Coatesville, IN Train Wreck, Jan 1895 - Dead and Injured List
Two Killed Twelve Hurt
Spreading of the Track was the Cause of the Accident.
John W. Norton One of the Dead
Zelda Seguin Wallace Was Badly Injured-Several of Those Hurt Are in a Critical Condition.
Indianapolis, Ind., Jan. 28.-The New York Express from St. Louis, on the Vandalia Railroad, was wrecked this afternoon at Coatesville. Two persons were killed and about a dozen injured.
Those killed were:
NORTON, JOHN W.
TOWERS, Mrs. W.S.
The injured are:
FERGUSON, Mrs. N.W., of Terre Haute; right side hurt, internal injuries.
HUDSON, Mrs. D., of Greencastle; cut on head.
MENDENHALL, D.W., Of Terre Haute; badly cut about head.
NEGEON, S., of Vigo, Texas; seriously hurt about head, will probably die.
PARRISH, GERTRUDE, a child of Palestine, Ind.; cut about head.

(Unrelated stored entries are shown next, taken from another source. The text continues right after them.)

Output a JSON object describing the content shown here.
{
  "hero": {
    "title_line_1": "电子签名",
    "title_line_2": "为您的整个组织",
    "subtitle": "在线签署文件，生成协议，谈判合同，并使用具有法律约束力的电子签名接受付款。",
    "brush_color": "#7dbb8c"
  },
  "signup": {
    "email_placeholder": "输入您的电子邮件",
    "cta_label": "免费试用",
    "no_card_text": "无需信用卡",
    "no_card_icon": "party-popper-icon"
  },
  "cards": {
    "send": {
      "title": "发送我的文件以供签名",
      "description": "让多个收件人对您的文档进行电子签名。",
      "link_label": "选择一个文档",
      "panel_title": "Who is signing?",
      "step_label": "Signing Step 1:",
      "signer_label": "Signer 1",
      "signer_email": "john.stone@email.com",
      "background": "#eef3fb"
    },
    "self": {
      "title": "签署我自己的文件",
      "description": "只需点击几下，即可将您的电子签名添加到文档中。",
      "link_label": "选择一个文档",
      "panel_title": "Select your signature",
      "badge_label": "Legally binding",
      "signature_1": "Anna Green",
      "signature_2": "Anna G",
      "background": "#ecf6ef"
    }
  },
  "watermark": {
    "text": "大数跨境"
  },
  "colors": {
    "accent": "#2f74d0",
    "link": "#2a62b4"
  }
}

ROBERTS, Mrs. MARGARET, of Indianapolis; serious internal injuries.
TALBOTT, Dr. J.H., of Indianapolis; seriously hurt about head and internally injured.
WALLACE, SELDA SEGUIN, of Indianapolis; badly injured internally.

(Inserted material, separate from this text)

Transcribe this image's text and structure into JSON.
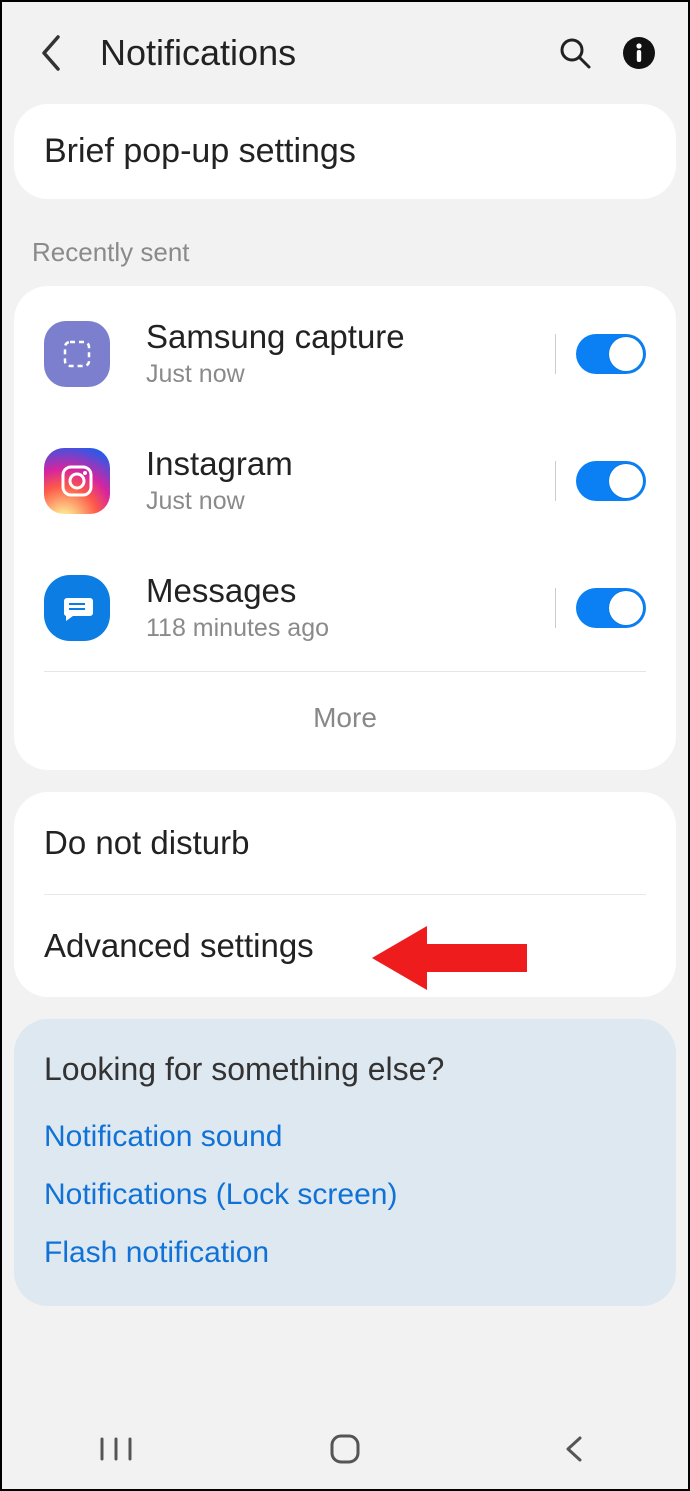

WHITTING, EWING O., of Boston; cut on face.
WHITTING, Mrs. EWING O., of Boston; seriously injured internally.
WRAP, F.L., badly hurt about head.
The train was running at full speed and was about ten minutes late. It had just passed the town and was rounding a curve when the track spread. The private car of President W.R. McKeen, which was in the rear, jumped the track. This was followed by the parlor car, and then the ladies’ car. All went off the track, the rear cars going off the embankment ten feet. The smoking car left the track, but did not go over. The two rear cars caught fire, but the flames were extinguished when the work of rescue began.

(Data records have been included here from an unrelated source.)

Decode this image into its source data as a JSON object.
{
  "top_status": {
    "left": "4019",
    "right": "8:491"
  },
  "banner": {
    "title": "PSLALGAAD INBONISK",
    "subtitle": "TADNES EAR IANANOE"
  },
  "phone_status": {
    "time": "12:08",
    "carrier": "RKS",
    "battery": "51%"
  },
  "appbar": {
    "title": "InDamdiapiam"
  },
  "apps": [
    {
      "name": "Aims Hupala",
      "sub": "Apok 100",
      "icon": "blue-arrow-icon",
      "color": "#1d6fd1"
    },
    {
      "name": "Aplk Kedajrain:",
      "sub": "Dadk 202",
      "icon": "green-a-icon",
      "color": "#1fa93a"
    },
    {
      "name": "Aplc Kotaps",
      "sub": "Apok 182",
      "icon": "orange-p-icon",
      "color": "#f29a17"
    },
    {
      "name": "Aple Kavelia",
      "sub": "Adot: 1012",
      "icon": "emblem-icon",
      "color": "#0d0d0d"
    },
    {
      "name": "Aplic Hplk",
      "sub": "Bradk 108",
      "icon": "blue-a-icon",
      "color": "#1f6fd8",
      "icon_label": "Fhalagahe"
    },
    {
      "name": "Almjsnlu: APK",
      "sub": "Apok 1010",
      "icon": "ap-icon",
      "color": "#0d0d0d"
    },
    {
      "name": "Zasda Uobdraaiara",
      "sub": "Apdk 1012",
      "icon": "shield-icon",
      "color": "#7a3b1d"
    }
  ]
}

Mr. NORTON of St. Louis died soon after being taken from the car. In his pocket were found letters giving his name, and showing that he had come from St. Louis. He was carried to a schoolhouse, unconscious, and lived about twenty minutes. Mrs. TOWERS died while being taken to the schoolhouse. The injured were carried up the embankment to houses alongside the track, and soon the townspeople and physicians gathered to give assistance.
JOHN W. NORTON was about fifty-five years old, and for many years was manger of the Olympic and manger and proprietor of Pope’s Theatre in St. Louis, purchasing the latter of Charles W. Pope when he retired from management and the stage. Mr. NORTON in his earlier days was a juvenile actor of the dashing style, playing such parts as Dazzle and Mercutio quite as well as the average actor of his line. He played in New-York several seasons, and was widely known and well liked there. At different times he was engaged in the support of the elder Booth, Edwin Forest and John McCullough, and, though, he virtually retired from the stage when he assumed the cares of management, he continued to act occasionally at benefits or on other special occasions.
In 1987 Mr. NORTON’S name was brought into unpleasant prominence throughout the world by the elopement of his wife, who was an actress when he married her, with Henry W. Moore, managing editor of the St. Louis Post-Dispatch. Mr. Moore died later in this city. The elopement was a heavy blow to Mr. NORTON, and nearly cost him his reason. He attempted to commit suicide, but recovered, and the regained some of his old-time energy and ambition.
No manger in the country had more sincere friends than JOHN W. NORTON. He was as well known in New-York as in St. Louis, and his career as an actor had taken him to every section of the country, adding to his acquaintances and friendships.
MRS. ZELDA SEGUIN WALLACE was, years ago, one of the most prominent operatic and concert singers in the United States, although lately her appearances have been confined to the concert stage. She gained a national reputation as a member of the Hess, Emma Abbott, and Duff Opera Companies for many seasons. Since her retirement from active professional work she has devoted her time largely to charity.